«Ho fatto un casino, arrestatemi»
Simone Bertocchi si costituisce, confessa ed è in carcere. Trovato il complice, ma resta libero
FERRARA. Il primo, Simone Bertocchi, si è presentato ieri mattina ai carabinieri con in mano il biglietto da visita del suo legale che lo aveva da poco convinto a costituirsi: «Ho fatto un gran casino» ha detto subito al maresciallo della stazione di Porotto. Il secondo, invece, la persona presente sulla scena all’omicidio, a Fossanova, William Biancucci, 36anni anche lui, ferrarese, sono andati i carabinieri a prenderlo a casa nel primo pomeriggio poco prima delle 15, dopo che Bertocchi aveva ammesso la sua presenza, anche se aveva tentato, inutilmente, di proteggerlo: «Ho fatto tutto io da solo, non c’era nessuno con me a Fossanova».
Non gli hanno creduto gli inquirenti che lo stavano interrogando e dopo averlo convinto a dire il vero, ha indicato il nome di Biancucci, che non è stato mai arrestato e che dopo l’interrogatorio subìto è stato “solo” indagato per concorso in omicidio e tentato omicidio ed ora è libero. Si erano lasciato domenica mattina e mai più incrociati, è emerso ieri dagli interrogatori. Quando erano fuggiti insieme, da Fossanova San Marco, prima in bicicletta lungo via del Gorgo (dove hanno buttato la pistola), poi dopo aver abbandonato le biciclette, hanno proseguito a piedi per Aguscello e fatto ritorno in città con l’autobus da Villa Fulvia. La “latitanza” di Bertocchi è durata appena 46 ore. Dalle 9.30 di domenica scappando dopo aver ucciso Roberto Tosi Savonuzzi e ferendo gravemente la compagna Raffaela Pareschi (ancora in pericolo di vita). Fino alle 7.30 di ieri mattina, chiudendo la sua fuga con una telefonata all’avvocato di fiducia, con una sola domanda: «Cosa devo fare?».

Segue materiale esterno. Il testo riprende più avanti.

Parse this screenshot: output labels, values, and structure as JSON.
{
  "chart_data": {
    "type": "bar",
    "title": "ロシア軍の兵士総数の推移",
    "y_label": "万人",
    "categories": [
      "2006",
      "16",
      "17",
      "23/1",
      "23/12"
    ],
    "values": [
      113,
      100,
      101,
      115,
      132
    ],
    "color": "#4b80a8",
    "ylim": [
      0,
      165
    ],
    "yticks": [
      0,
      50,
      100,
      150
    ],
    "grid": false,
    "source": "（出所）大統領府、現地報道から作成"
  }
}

Non ha avuto bisogno di pensarci, il legale: «Costituisciti ai carabinieri». Il tempo di raccattare idee e raccogliere in una manciata la sua vita andata a rotoli, e Bertocchi si è presentato, alle 8.30 ai carabinieri di Porotto: «Sono Simone Bertocchi: ho fatto un gran casino», le prime parole buttate in faccia allo maresciallo che domenica mattina - dopo il delitto - su indicazioni di chi seguiva le indagini, aveva fermato, e poi rilasciato, il Simone Bertocchi sbagliato. La pistola, Bertocchi, ha detto di averla gettata mentre scappava in bicicletta da Fossanova: «L’ho gettata in via del Gorgo, dopo le prime due curve, dopo le ultime case».

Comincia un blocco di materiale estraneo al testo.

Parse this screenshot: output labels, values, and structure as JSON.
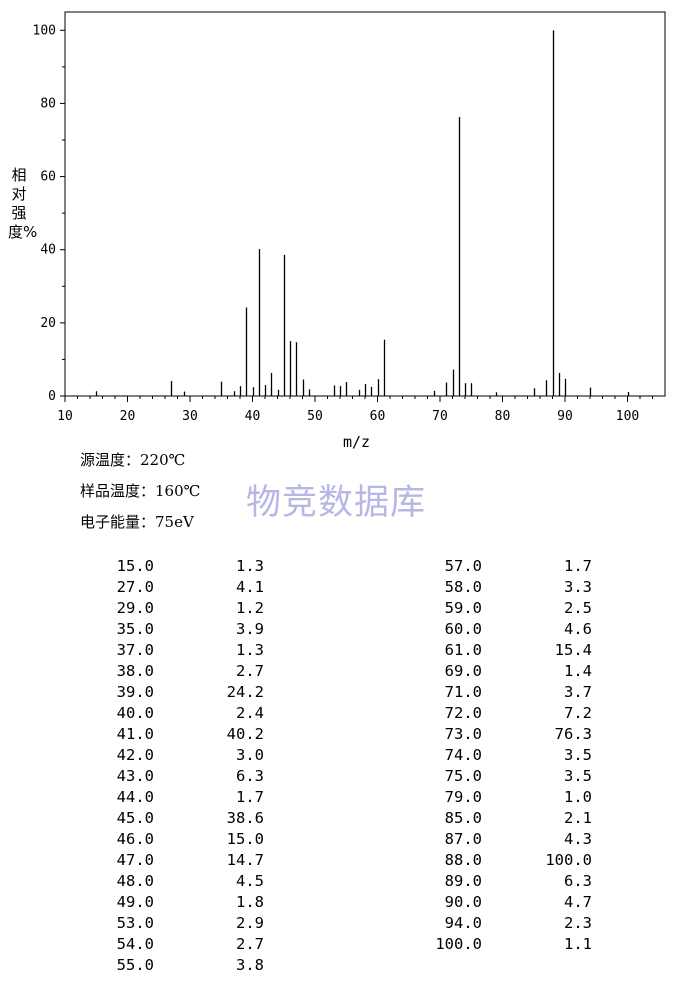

Qui, quella piccola pistola, una calibro 6.35, non è stata trovata, nonostante le ricerche iniziate poco dopo le 10.30, impegnative per il meteo (si sudava all’ombra) e per la difficoltà tecnica di trovare un piccolo revolver che sta nel palmo di una mano. E concluse nel pomeriggio senza risultati: la pistola, non si trova. Dalla tarda mattina fino alla prima serata, poi gli interrogatori: prima di Bertocchi e poi in contemporanea di Biancucci. Al pm Stefano Longhi e agli ufficiali dei carabinieri che hanno coordinato le indagini in questi giorni, i capitani Gandolfi e Mari, Bertocchi ha confessato di aver ucciso e tentato di uccidere i due anziani a Fossanova San Marco, ma ha spiegato questo suo gesto folle per i continui screzi che aveva con Tosi. Un delitto che in apparenza e senza conoscere gli atti poteva avere avuto una premeditazione: «Ma questa non è contestata» ha precisato il magistrato sottolineando come causa scatenate «i rapporti conflittuali tra Bertocchi e la vittima, per contrasti legati alla casa».

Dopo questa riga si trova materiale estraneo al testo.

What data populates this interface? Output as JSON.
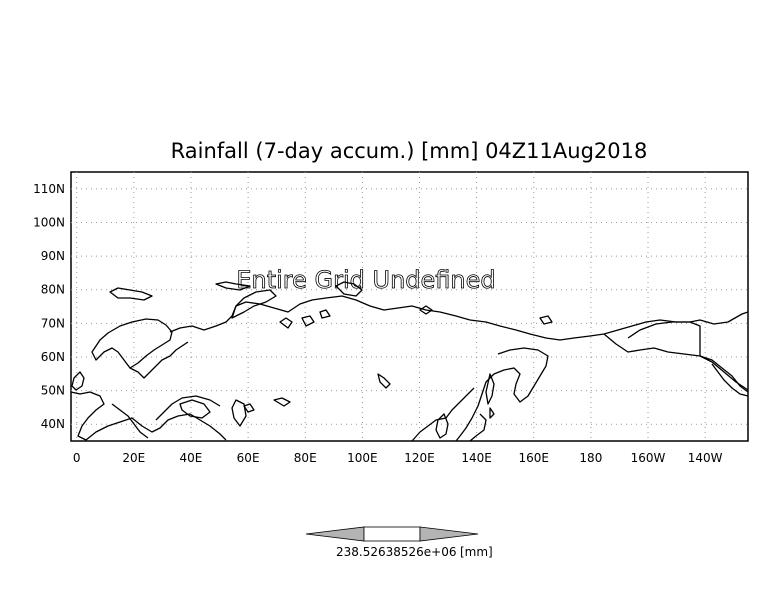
{
  "title": "Rainfall (7-day accum.) [mm] 04Z11Aug2018",
  "undefined_notice": "Entire Grid Undefined",
  "map": {
    "lon_range": [
      -2,
      235
    ],
    "lat_range": [
      35,
      115
    ],
    "lon_ticks": [
      "0",
      "20E",
      "40E",
      "60E",
      "80E",
      "100E",
      "120E",
      "140E",
      "160E",
      "180",
      "160W",
      "140W"
    ],
    "lat_ticks": [
      "110N",
      "100N",
      "90N",
      "80N",
      "70N",
      "60N",
      "50N",
      "40N"
    ],
    "gridlines": true
  },
  "colorbar": {
    "label": "238.52638526e+06",
    "unit": "[mm]"
  }
}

E il movente della pensione rubata da Bertocchi a Vittorio Chiccoli? «È un possibile movente, come tanti altri» ha chiarito lo stesso pm Longhi, confermando le indagini comunque sulla pensione rubata. Per quanto riguarda invece Biancucci, la sua posizione è stata ritenuta al momento defilata tanto che, spiega il pm «non ci sono elementi per adottare nessuna misura nei suoi confronti». Biancucci era andato con Bertocchi a Fossanova per far lavori nella casa, sapeva questo, non sapeva nè che Bertocchi fosse armato nè dei conflitti con Tosi. Le indagini sono in corso, e dovranno chiarire tante altre cose.